Thomson Reuters Corp. TRI-T is betting on the value to professionals of artificial intelligence agents that can carry out complex tasks accurately and on their own, seeking to tamp down fears of disruption that have hung over the software sector in recent weeks.

As AI-based products flood the market, Toronto-based Thomson Reuters is seeking to draw a contrast. On one side is its own software, trained using a vast trove of content spanning the legal, tax and corporate sectors. And on the other, new plug-in tools brought to market by AI giants, which are directly challenging incumbents.

To highlight the difference, Thomson Reuters is making the case that its AI-based software is already taking hold at law firms as well as tax practices, as lawyers and accounting professionals seek to speed up their work and automate laborious tasks.

The company announced Tuesday that its AI-enabled CoCounsel technology now has one million users in more than 100 countries and territories.

Chief product officer David Wong predicts a turning point this year for businesses’ relationship with AI. He expects professional companies will focus more on the return they’re getting from AI investments.

“We are actually in a bit of an ROI crisis,” Mr. Wong told reporters. “Businesses have been experimenting with AI. They bought licences. They’ve run pilots. They’ve told their boards, ‘we’re investing in AI transformation.’ But they’re struggling to show results.”

Slumping tech stocks revive concerns about AI-fuelled disruption

Software and data providers such as Thomson Reuters have watched their share prices plunge lately, not for that reason, but in response to new tools for lawyers released by Anthropic, a leading AI company that makes the Claude large language models.

For some investors, that raised the risk that established software companies could be disrupted, and muddied the outlook about who will win or lose in the race to deploy AI for professionals.

In response, Thomson Reuters chief executive officer Steve Hasker said the market reaction “represents anxiety and not fundamentals.”

Woodbridge Co. Ltd., the Thomson family holding company and controlling shareholder of Thomson Reuters, also owns The Globe and Mail.

Although some investors interpreted Anthropic’s new tools as a direct threat to software providers, Thomson Reuters chief technology officer Joel Hron said the company has “developed a particularly deep collaboration” with Anthropic, which includes collaboration on engineering and research.

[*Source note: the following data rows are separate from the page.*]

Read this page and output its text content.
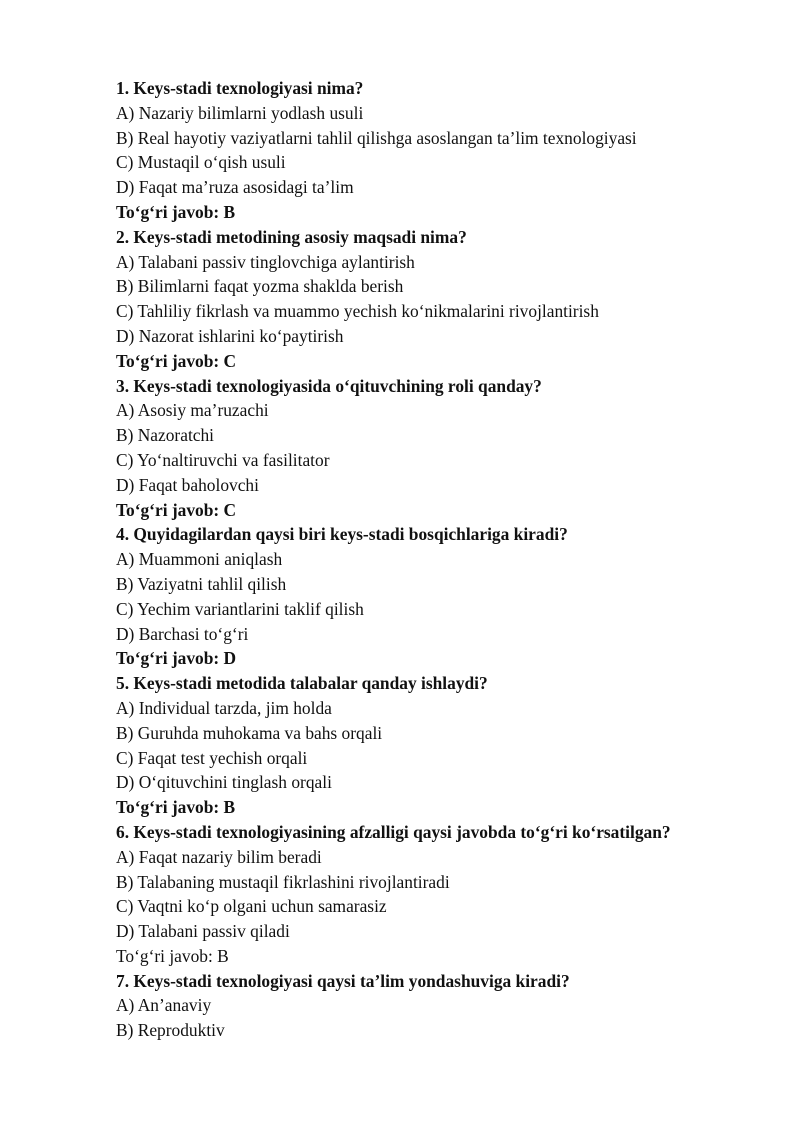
1. Keys-stadi texnologiyasi nima?
A) Nazariy bilimlarni yodlash usuli
B) Real hayotiy vaziyatlarni tahlil qilishga asoslangan ta’lim texnologiyasi
C) Mustaqil o‘qish usuli
D) Faqat ma’ruza asosidagi ta’lim
To‘g‘ri javob: B
2. Keys-stadi metodining asosiy maqsadi nima?
A) Talabani passiv tinglovchiga aylantirish
B) Bilimlarni faqat yozma shaklda berish
C) Tahliliy fikrlash va muammo yechish ko‘nikmalarini rivojlantirish
D) Nazorat ishlarini ko‘paytirish
To‘g‘ri javob: C
3. Keys-stadi texnologiyasida o‘qituvchining roli qanday?
A) Asosiy ma’ruzachi
B) Nazoratchi
C) Yo‘naltiruvchi va fasilitator
D) Faqat baholovchi
To‘g‘ri javob: C
4. Quyidagilardan qaysi biri keys-stadi bosqichlariga kiradi?
A) Muammoni aniqlash
B) Vaziyatni tahlil qilish
C) Yechim variantlarini taklif qilish
D) Barchasi to‘g‘ri
To‘g‘ri javob: D
5. Keys-stadi metodida talabalar qanday ishlaydi?
A) Individual tarzda, jim holda
B) Guruhda muhokama va bahs orqali
C) Faqat test yechish orqali
D) O‘qituvchini tinglash orqali
To‘g‘ri javob: B
6. Keys-stadi texnologiyasining afzalligi qaysi javobda to‘g‘ri ko‘rsatilgan?
A) Faqat nazariy bilim beradi
B) Talabaning mustaqil fikrlashini rivojlantiradi
C) Vaqtni ko‘p olgani uchun samarasiz
D) Talabani passiv qiladi
To‘g‘ri javob: B
7. Keys-stadi texnologiyasi qaysi ta’lim yondashuviga kiradi?
A) An’anaviy
B) Reproduktiv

Thomson Reuters worked closely with Anthropic for the past year, using Claude as a foundation to develop the newest version of CoCounsel, which is billed as an autonomous legal assistant that can do its own research and deliver human-calibre output. A lawyer then reviews and validates what the agent drafts.

“This is not a black box,” Mr. Hron said. “It is meant to be a human collaborator.”

One Thomson Reuters tax product features an AI agent that helps prepare multiple tax returns for companies collecting sales tax in many jurisdictions, then flags items that need human review. The product’s first version cut the total amount of time spent on the process, which is typically very manual, by 60 to 70 per cent, Mr. Wong said.

Thomson Reuters has also been privately working on a project to develop a proprietary model, trained on a more concentrated set of data that draws on Thomson Reuters’s expertise in professional services. The company has worked closely with academics on the project.

Early benchmarking tests highlighted by Thomson Reuters suggest that its own model outperformed prominent rivals such as OpenAI’s GPT-5 and Anthropic’s Claude Opus 4.5 on tests of reasoning and factuality, document review, summarization and AI-assisted research.

Some products present well in demonstrations but stumble when it comes to accuracy and verification, said Prof. Jonathan Richard Schwarz, head of AI research at Thomson Reuters and a visiting professor at Imperial College London.

On “correctness” and an emphasis on evidence, “the models are really struggling,” he said. “Rather than throwing more hardware and more compute at the same sort of approach, really you should try and bring in this domain expertise into the training process.”